First let me say that this is not easy viewing. Consisting of nothing but conversations and long pans across the fields that had previously been sites of death camps, Shoah is 9 hours of confessions, analysis and declarations of the strength of the human spirit in the face of terror and immeasurable pain.
The stories of the survivors will tear your heart out, and at the same time leave you with chills at the horrors they had to face. One segment, filmed in a barbershop, of a camp survivor who had been forced to cut the hair of victims prior to the gas chambers is particularly gripping. This man, clearly as tough as they come, tells his tale in a matter of fact manner, even describing how he had to cut the hair of friends just before their death, knowing what was coming for them but unable to save them. But when the interviewer asked him "how did that make you feel", the moment of introspection at the questions made it impossible for him to hide the incredible pain this put him through. Never have I felt so terrible for anyone in any film I have ever seen. And many of the conversations with survivors have the same pain.

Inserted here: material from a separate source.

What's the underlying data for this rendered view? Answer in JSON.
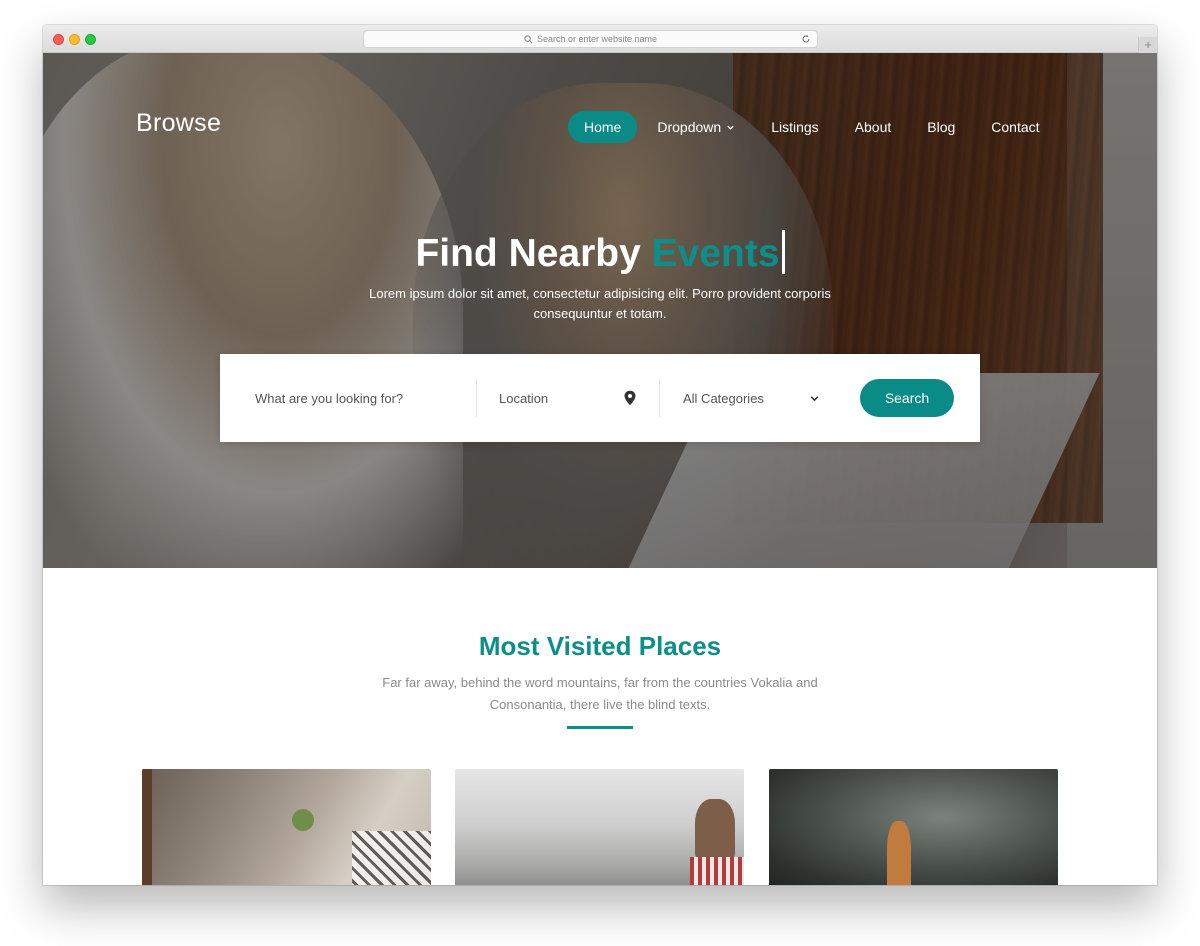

The filmmaker is clearly and excellent interrogator as well. In his interviews with former Nazis that worked in the camps, he is consistently able to identify the parts of their stories that didn't make sense and in a completely innocent way, bring them back on topic with virtual full confessions of their duplicity and knowledge of every aspect of what was happening to the Jews. This is not the crux of the film, but each of these cases is very telling in understanding the madness of the Third Reich.
Some of the most interesting, and frightening, conversations were with German citizens. Many of these people were caused great pain and suffering because of the camps, but there are also several who seemed to have no pity at all. Telling stories of how they would terrify incoming death camp inmates by drawing their thumb across their throat whenever they were in view, you are left with the feeling that it was done for their enjoyment. In the final series, a village of German citizens seem terribly happy to see a camp survivor they had all known for singing on the river during the war. After much back slapping, the interviewer is able to lead them down a path where many seem to suggest that the camps were God's vengeance on the Jews for not believing in Christ. Four decades after the war, and the anti-semitism is still very present despite their attempts to cover it up.
Overall this is an important film. Understanding the errors of humanity's past is the best way to educate people to prevent the same things from occurring again. That doesn't make this film easy to watch. More than once it brought me to tears, and connected me with the Holocaust in a way I never had been before. I had always known of the horrors and the suffering, but in a clinical sense. Shoah makes it all real.